Ainsi Mark Zuckerberg, le fondateur de Facebook a vendu pour 135 millions de Dollars de Meta en février dernier. Cela est évidemment une somme gigantesque, mais après cette vente, il détient toujours 13,5% de l’entreprise, et reste son premier actionnaire.
Deuxièmement, ces ventes peuvent tout à fait correspondre au désengagement des fondateurs de la société qu’ils ont fondée. À titre illustratif, Jeff Bezos a vendu 50 millions d’actions d’Amazon pour 8,5 milliards de Dollars en février. Mais n’oublions pas qu’il a formellement démissionné de son rôle de PDG en 2021.
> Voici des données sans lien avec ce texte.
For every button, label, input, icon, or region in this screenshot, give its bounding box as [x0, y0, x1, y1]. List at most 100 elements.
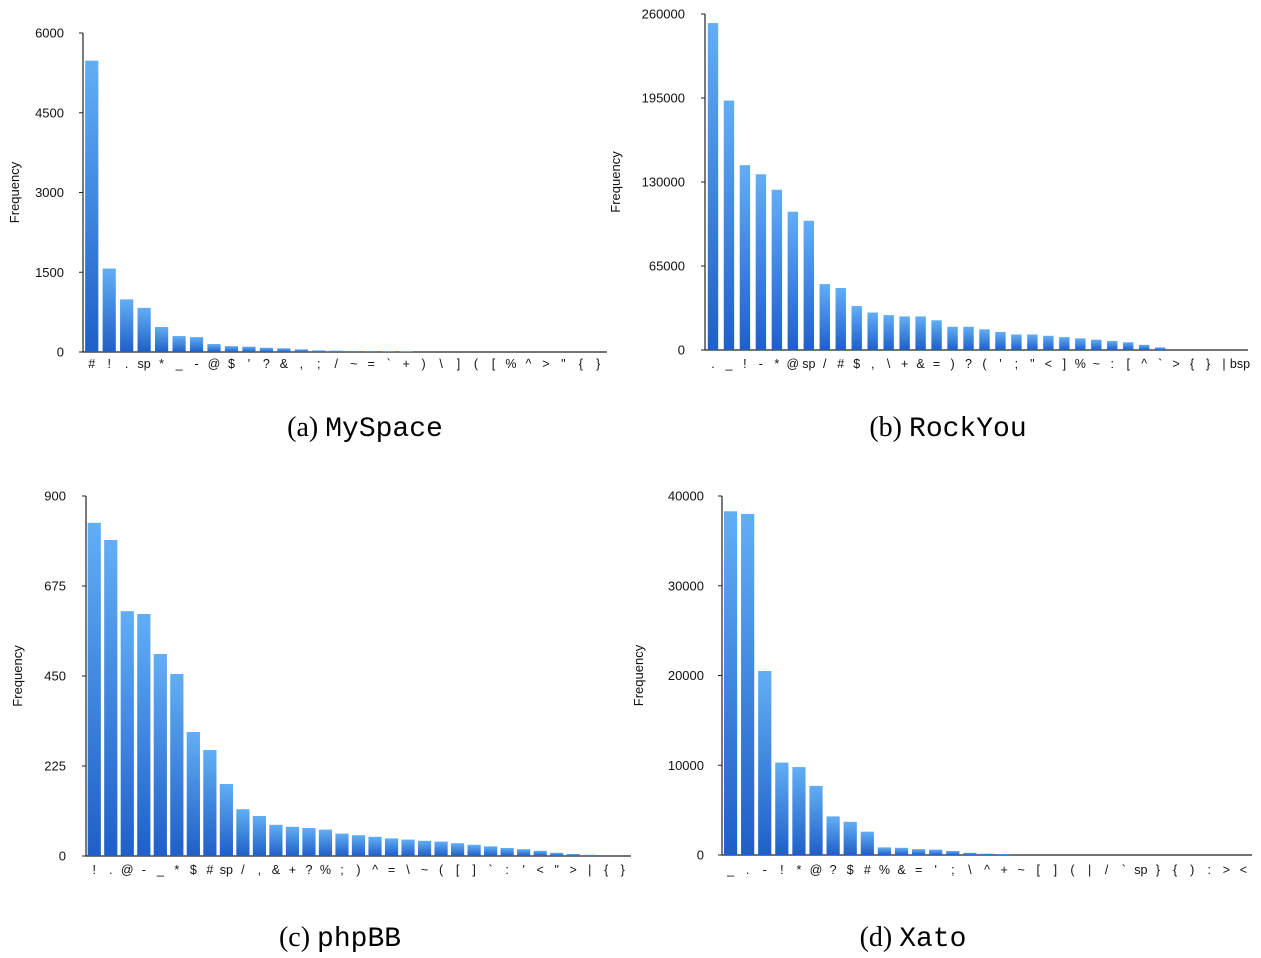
bar [207, 344, 221, 352]
x-category-label: } [1206, 357, 1210, 371]
subfigure-caption: (d) Xato [860, 922, 967, 955]
x-category-label: ^ [984, 863, 990, 877]
subfigure-caption: (c) phpBB [279, 922, 401, 955]
x-category-label: ~ [1093, 357, 1100, 371]
x-category-label: * [774, 357, 779, 371]
bar [467, 844, 481, 856]
bar [219, 784, 233, 856]
x-category-label: / [823, 357, 827, 371]
x-category-label: _ [156, 863, 165, 877]
x-category-label: @ [786, 357, 799, 371]
bar [203, 750, 217, 856]
bar [843, 821, 857, 855]
bar [484, 846, 498, 856]
bar [723, 100, 735, 350]
y-tick-label: 20000 [668, 668, 704, 683]
x-category-label: : [1208, 863, 1211, 877]
bar [723, 511, 738, 855]
bar [877, 847, 892, 855]
bar [302, 828, 316, 856]
y-tick-label: 195000 [642, 91, 685, 106]
x-category-label: # [88, 357, 95, 371]
bar [550, 852, 564, 856]
bar [851, 306, 862, 350]
x-category-label: ) [1190, 863, 1194, 877]
bar [434, 841, 448, 856]
bar [583, 854, 597, 856]
bar [1043, 335, 1054, 350]
bar [285, 826, 300, 856]
x-category-label: % [879, 863, 890, 877]
x-category-label: ? [305, 863, 312, 877]
bar [417, 840, 432, 856]
bar [1138, 344, 1150, 350]
x-category-label: # [206, 863, 213, 877]
x-category-label: _ [726, 863, 735, 877]
bar [1107, 340, 1118, 350]
bar [997, 854, 1011, 855]
bar [739, 165, 751, 350]
chart-panel: 0 65000 130000 195000 260000 Frequency. _! - * @ s… [608, 7, 1250, 446]
x-category-label: & [272, 863, 281, 877]
bar [399, 351, 413, 352]
x-category-label: ~ [421, 863, 428, 877]
y-tick-label: 130000 [642, 175, 685, 190]
bar [963, 852, 977, 855]
bar [153, 654, 167, 856]
x-category-label: } [1156, 863, 1160, 877]
bar [803, 220, 815, 350]
bar [946, 850, 960, 855]
y-tick-label: 6000 [35, 26, 64, 41]
caption-dataset-name: Xato [899, 924, 966, 955]
y-tick-label: 0 [57, 345, 64, 360]
bar [929, 849, 943, 855]
x-category-label: " [561, 357, 565, 371]
y-tick-label: 900 [44, 489, 66, 504]
y-tick-label: 4500 [35, 105, 64, 120]
caption-letter: (d) [860, 922, 900, 953]
y-axis-title: Frequency [631, 644, 646, 706]
x-category-label: ] [472, 863, 475, 877]
bar [224, 346, 239, 352]
x-category-label: , [258, 863, 261, 877]
x-category-label: [ [1126, 357, 1130, 371]
x-category-label: : [505, 863, 508, 877]
y-axis-title: Frequency [10, 645, 25, 707]
chart-panel: 0 1500 3000 4500 6000 Frequency #!. sp * _ - @ $ '? &,… [7, 26, 607, 445]
bar [120, 299, 134, 352]
x-category-label: - [142, 863, 146, 877]
y-axis-title: Frequency [7, 161, 22, 223]
x-category-label: { [579, 357, 583, 371]
x-category-label: > [542, 357, 549, 371]
x-category-label: \ [887, 357, 891, 371]
bar [741, 513, 755, 855]
y-tick-label: 225 [44, 759, 66, 774]
caption-letter: (b) [869, 412, 909, 443]
x-category-label: ( [982, 357, 987, 371]
x-category-label: + [1000, 863, 1007, 877]
x-category-label: ^ [372, 863, 378, 877]
x-category-label: @ [208, 357, 221, 371]
bar [915, 316, 926, 350]
x-category-label: ? [965, 357, 972, 371]
x-category-label: ! [780, 863, 783, 877]
bar [979, 329, 990, 350]
x-category-label: | [588, 863, 591, 877]
x-category-label: ? [830, 863, 837, 877]
x-category-label: ) [356, 863, 360, 877]
bar [533, 850, 547, 856]
bar [102, 268, 116, 352]
x-category-label: @ [810, 863, 823, 877]
x-category-label: * [159, 357, 164, 371]
bar [312, 350, 326, 352]
y-tick-label: 65000 [649, 259, 685, 274]
bar [252, 816, 267, 856]
bar [137, 307, 151, 352]
x-category-label: . [746, 863, 749, 877]
bar [912, 849, 926, 855]
bar [980, 853, 994, 855]
x-category-label: + [901, 357, 908, 371]
bar [963, 326, 974, 350]
bar [104, 540, 118, 856]
x-category-label: = [933, 357, 940, 371]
Troisièmement, de nombreux dirigeants d’entreprises sont des serial entrepreneurs, et ne cessent de lancer de nouveaux projets. Souvent, ils financent les nouveaux projets, en monétisant une partie de la valeur créée lors d’un projet précédent. Ainsi, le milliardaire Elon Musk a vendu une partie de sa participation dans Tesla pour financer son rachat du réseau social Twitter (renommé X depuis).
Donc pour interpréter les données transactionnelles des initiés, il faudrait comparer les volumes de vente aux volumes d’achat, mais en tenant compte du principe que pour les initiés, les ventes sont naturellement plus élevées que les achats.
Le rapport des ventes par rapport aux achats est en forte hausse
Il s’agit donc d’observer le rapport entre le nombre d’initiés vendeurs et le nombre d’initiés acheteurs de leurs propres actions, et de suivre l’évolution de ce rapport dans le temps. C’est ce que s'est attachée à faire la société Verity. Les résultats de leur analyse, représentés graphiquement par la Financial Times dans le graphique ci-dessous, sont édifiants.
Selon Verity, au 1er trimestre de 2024, les vendeurs étaient 13 fois supérieurs au nombre d’initiés à l’achat. Il s’agit d’un niveau record depuis le 1er trimestre 2021.
On peut justifier cette hausse par le fait que les volumes de vente par les initiés étaient relativement modestes en 2022 et 2023. De nombreux dirigeants ont réduit ou tout simplement arrêté de vendre des actions dans des conditions de marché moins favorables. Et avec la hausse des cours de bourse, certains d’entre eux doivent sans doute “rattraper” un peu du retard pris. Par ailleurs, le premier trimestre, juste après l’annonce des résultats annuels, constitue traditionnellement la fenêtre de tir la plus claire pour les initiés pour procéder à la vente d’actions.
Mais c’est bien le sujet. S’ils sont passés à la vente, c'est qu’ils estiment que les cours actuels sont attractifs et que leurs entreprises sont pleinement valorisées. Donc la hausse significative du nombre de vendeurs par rapport aux nombre d’acheteurs parmi les initiés nous fait bien penser qu’un nombre croissant des personnes les mieux informées craignent une correction boursière dans un futur proche.
En conclusion, suivre les initiés est-ce une bonne stratégie d'investissement ?
C’est la question à plusieurs millions d’euros. La forte hausse du nombre de vendeurs début 2019 n’a été suivie que par une courte période de stagnation des cours de bourse, après laquelle la hausse des valorisations boursières a repris de plus belle. Suivre le mouvement de vente entamé par les initiés aurait représenté un coût d’opportunité, car il vous aurez fait rater une partie de la hausse du marché.
À l’inverse, début 2021 l’indicateur a été plus pertinent. Six mois après que les initiés se soient mis à vendre, le NASDAQ s’est orienté à la baisse pendant plus d’un an. Il aurait été opportun de faire comme eux.
En conclusion, il nous semble que les transactions par les initiés sont une donnée intéressante à prendre en compte dans votre décision d’allocation de portefeuille. Mais cet indicateur est à lui seul, insuffisant. Il doit faire partie d'un ensemble de données et ne peut être qu’un facteur de décision parmi de nombreux autres.